Whitted, who had her moments last season, is looking to improve her 2.9 scoring average.

“I worked on the three-point shot, on the move and off the dribble — not much standing still and shooting which was what I did last year — and shooting when I was tired,” Whitted said. “A lot of times last year I shot when I was tired and I did not make a lot.”

“Peyton Whitted has looked really good offensively,” Washington said.

Whitted points to her summer work for success.

“Last year, I was an impact player off the bench,” she said. “This year I have to show up every game and be an impact on both sides of the floor. I took the summer to focus on getting stronger on all areas that I had weaknesses in. This summer was very important to me to have a great year this year.”

Another new face

Washington said she has been impressed by Dominique Brooks, who is a transfer from Trinity Valley Community College in Texas.

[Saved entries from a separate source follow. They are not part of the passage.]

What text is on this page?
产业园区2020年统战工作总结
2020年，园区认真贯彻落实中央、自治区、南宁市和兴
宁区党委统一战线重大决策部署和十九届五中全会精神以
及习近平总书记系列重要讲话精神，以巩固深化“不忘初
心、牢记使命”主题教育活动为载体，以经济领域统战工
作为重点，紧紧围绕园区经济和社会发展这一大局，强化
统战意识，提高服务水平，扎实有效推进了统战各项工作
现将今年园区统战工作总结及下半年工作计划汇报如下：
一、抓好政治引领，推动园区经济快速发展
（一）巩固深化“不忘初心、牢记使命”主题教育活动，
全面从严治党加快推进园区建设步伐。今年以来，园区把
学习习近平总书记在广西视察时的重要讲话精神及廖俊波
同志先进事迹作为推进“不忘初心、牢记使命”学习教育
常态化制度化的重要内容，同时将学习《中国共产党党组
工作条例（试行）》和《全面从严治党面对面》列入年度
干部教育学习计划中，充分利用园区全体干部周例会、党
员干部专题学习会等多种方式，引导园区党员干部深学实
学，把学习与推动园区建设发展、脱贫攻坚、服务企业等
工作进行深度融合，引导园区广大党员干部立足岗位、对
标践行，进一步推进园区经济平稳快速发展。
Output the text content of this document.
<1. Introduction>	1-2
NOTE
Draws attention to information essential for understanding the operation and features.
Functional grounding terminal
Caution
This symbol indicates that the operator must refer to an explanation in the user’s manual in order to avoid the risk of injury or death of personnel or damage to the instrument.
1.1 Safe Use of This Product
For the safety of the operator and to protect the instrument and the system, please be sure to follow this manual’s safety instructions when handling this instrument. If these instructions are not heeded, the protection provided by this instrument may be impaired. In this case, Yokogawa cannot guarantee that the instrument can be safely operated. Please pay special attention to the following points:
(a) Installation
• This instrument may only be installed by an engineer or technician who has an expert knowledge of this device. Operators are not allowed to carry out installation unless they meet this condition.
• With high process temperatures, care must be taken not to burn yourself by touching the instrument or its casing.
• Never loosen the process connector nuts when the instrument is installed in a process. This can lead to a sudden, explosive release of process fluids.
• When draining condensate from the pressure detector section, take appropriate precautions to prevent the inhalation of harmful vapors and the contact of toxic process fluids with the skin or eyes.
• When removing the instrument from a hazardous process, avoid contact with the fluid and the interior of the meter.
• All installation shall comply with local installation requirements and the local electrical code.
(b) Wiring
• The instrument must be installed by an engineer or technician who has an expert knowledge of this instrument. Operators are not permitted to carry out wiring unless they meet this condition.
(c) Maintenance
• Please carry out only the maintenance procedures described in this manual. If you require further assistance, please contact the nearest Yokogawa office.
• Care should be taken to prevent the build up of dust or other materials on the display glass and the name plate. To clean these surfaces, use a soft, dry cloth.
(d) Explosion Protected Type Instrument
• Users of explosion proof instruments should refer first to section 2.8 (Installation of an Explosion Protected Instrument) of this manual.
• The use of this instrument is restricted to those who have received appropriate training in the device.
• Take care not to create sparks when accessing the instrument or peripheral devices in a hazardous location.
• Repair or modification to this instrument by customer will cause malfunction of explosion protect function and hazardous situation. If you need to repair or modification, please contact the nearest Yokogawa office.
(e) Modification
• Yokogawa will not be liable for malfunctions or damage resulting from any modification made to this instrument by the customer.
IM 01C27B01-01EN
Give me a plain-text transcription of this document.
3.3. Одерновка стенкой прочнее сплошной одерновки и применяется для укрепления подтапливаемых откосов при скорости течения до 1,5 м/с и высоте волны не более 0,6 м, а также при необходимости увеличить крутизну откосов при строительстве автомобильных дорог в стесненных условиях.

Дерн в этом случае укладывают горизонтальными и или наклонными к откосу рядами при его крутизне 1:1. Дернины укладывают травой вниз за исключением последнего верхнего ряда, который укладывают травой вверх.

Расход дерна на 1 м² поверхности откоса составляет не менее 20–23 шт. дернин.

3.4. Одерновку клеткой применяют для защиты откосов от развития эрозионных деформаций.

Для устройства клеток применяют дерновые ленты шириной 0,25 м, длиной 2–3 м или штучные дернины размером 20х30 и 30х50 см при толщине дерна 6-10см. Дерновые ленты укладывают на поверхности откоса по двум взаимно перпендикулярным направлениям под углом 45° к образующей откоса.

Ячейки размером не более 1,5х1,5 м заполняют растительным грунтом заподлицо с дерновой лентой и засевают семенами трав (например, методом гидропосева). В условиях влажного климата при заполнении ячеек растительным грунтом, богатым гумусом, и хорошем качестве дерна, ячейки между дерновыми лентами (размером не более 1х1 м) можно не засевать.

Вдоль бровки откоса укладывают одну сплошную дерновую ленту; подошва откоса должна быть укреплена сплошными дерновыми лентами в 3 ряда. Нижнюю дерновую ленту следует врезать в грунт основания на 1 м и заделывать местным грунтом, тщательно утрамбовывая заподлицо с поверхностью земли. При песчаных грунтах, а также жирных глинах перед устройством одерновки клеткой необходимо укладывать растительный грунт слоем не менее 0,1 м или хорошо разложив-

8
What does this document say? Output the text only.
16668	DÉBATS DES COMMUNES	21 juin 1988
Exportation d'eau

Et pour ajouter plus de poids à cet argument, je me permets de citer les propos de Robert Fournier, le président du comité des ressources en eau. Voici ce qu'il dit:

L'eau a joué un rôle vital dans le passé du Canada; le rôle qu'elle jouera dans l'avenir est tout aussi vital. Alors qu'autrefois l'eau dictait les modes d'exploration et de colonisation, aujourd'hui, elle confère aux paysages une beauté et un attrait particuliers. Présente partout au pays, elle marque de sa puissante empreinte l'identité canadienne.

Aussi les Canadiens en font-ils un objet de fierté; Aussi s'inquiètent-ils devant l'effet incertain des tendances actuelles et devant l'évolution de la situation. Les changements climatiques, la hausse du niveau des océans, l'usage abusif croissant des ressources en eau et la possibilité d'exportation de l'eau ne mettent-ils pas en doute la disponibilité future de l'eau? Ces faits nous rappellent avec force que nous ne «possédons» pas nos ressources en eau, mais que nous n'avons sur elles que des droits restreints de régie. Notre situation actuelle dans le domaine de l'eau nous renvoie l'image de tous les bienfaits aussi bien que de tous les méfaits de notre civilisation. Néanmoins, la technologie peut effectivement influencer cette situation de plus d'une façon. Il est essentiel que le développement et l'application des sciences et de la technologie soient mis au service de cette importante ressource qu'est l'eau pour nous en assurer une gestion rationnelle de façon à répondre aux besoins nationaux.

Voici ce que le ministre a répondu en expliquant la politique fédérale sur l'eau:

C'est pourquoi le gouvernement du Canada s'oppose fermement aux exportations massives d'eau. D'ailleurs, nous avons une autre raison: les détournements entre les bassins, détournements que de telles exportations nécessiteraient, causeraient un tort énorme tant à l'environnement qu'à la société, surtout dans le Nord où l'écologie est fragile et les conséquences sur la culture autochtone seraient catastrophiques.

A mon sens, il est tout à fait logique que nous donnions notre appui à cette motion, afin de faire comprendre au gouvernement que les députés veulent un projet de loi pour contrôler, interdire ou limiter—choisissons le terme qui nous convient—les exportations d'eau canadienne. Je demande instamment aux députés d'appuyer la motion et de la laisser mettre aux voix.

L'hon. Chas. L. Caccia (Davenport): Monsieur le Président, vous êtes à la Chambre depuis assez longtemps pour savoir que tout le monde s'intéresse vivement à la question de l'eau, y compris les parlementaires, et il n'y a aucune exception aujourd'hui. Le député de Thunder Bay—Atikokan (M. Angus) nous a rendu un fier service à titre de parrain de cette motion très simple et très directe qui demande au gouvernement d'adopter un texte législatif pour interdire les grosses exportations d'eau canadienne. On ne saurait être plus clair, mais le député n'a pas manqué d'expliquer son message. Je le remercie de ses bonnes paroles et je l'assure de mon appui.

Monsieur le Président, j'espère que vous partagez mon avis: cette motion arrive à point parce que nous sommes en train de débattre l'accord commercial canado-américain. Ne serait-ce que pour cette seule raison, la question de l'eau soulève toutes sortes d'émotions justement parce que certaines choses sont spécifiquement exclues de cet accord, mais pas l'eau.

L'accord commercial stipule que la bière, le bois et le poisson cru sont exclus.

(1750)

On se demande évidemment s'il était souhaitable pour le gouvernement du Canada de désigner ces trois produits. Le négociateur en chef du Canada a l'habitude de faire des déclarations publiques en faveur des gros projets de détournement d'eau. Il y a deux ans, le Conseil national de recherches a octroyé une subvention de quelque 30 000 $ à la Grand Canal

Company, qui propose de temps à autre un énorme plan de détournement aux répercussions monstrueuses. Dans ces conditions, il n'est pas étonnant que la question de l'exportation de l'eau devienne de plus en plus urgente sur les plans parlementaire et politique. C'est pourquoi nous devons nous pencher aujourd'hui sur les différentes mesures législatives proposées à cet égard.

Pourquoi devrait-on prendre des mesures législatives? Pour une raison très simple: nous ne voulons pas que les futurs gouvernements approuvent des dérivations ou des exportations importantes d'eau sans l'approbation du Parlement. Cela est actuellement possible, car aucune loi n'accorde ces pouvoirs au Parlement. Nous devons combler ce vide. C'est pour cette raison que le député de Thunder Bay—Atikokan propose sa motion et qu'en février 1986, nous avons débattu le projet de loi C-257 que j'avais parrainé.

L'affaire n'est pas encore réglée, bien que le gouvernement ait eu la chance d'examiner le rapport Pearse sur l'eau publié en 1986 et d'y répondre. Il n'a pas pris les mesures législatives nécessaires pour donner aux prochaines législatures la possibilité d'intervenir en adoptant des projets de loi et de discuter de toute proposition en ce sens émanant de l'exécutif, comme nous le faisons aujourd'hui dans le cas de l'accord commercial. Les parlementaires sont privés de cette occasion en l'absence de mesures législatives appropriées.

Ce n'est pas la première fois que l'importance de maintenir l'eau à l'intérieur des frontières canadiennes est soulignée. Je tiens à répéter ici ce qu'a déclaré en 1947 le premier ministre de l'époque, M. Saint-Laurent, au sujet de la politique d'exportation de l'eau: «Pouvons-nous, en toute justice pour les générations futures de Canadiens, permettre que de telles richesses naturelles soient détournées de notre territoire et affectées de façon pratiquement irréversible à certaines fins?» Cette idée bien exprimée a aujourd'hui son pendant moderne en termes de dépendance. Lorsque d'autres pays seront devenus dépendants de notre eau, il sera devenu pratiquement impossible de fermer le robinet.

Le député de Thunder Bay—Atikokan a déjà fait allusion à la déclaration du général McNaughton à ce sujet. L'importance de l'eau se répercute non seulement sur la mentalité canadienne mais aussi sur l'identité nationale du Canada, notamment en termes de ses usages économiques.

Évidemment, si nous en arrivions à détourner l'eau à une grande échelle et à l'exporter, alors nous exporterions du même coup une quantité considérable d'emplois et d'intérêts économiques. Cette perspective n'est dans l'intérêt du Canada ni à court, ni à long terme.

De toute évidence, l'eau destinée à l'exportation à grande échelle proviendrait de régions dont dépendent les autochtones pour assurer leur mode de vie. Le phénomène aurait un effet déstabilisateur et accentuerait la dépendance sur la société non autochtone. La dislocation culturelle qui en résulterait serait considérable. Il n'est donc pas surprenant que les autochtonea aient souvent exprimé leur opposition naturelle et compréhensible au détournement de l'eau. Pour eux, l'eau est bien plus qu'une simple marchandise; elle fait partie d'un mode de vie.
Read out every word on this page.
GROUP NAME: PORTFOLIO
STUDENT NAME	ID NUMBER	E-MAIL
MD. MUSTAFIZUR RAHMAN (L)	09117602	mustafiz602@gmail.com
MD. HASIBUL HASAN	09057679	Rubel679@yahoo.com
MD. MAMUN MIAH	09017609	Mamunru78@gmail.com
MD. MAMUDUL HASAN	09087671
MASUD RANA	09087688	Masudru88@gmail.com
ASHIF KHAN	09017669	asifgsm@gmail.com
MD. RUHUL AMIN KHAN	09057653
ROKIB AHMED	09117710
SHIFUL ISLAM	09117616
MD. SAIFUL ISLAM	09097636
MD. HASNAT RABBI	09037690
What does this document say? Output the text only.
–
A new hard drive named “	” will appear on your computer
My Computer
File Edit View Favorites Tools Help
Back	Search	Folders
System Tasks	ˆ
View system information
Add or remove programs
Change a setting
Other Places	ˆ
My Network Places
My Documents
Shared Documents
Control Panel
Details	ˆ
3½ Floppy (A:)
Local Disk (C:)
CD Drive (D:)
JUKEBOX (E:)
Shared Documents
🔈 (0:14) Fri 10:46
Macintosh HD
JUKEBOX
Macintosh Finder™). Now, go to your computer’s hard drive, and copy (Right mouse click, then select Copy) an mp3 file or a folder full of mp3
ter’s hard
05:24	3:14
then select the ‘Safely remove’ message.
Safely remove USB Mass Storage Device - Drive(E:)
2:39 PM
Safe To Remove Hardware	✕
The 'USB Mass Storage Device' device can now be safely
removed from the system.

The 6-foot-4 junior gives the Lady Lions needed help in the post.

“She’s been a very pleasant surprise in practice because she’s picked up things really well,” Washington said. “She runs the floor well and she’s a pretty good defender and rebounder. And, she’s a great screener. She sets the best screens.”

New kids on block

Washington says she welcomes Maryland and Rutgers to the Big Ten this season, even though the two teams will make it more difficult to win the regular-season title.

Maryland, which won the NCAA title in 2006, advanced to the Final Four last season. Brenda Frese’s squad went 28-7 in its last season in the ACC.

Rutgers, an NCAA runner-up in 2007, won the WNIT crown. Hall of Famer C. Vivian Stringer’s team is coming off a 28-9 season.

“I’m excited about Maryland and Rutgers joining the conference,” Washington said. “It makes the conference more competitive. Competition makes teams better. ... It’s going to make for exciting basketball and an exciting conference race. It’s two more teams that play different styles, but have been highly successful.”

Washington believes Lady Lion fans will benefit geographically, too.

“I think its great for our fans because now we have a couple of East Coast rivalries that I’m sure we will develop,” she said. “Our fans can travel to a few more games. We play Maryland and Rutgers both home and away. I think that’s a great addition for Penn State, in particular for our fans.”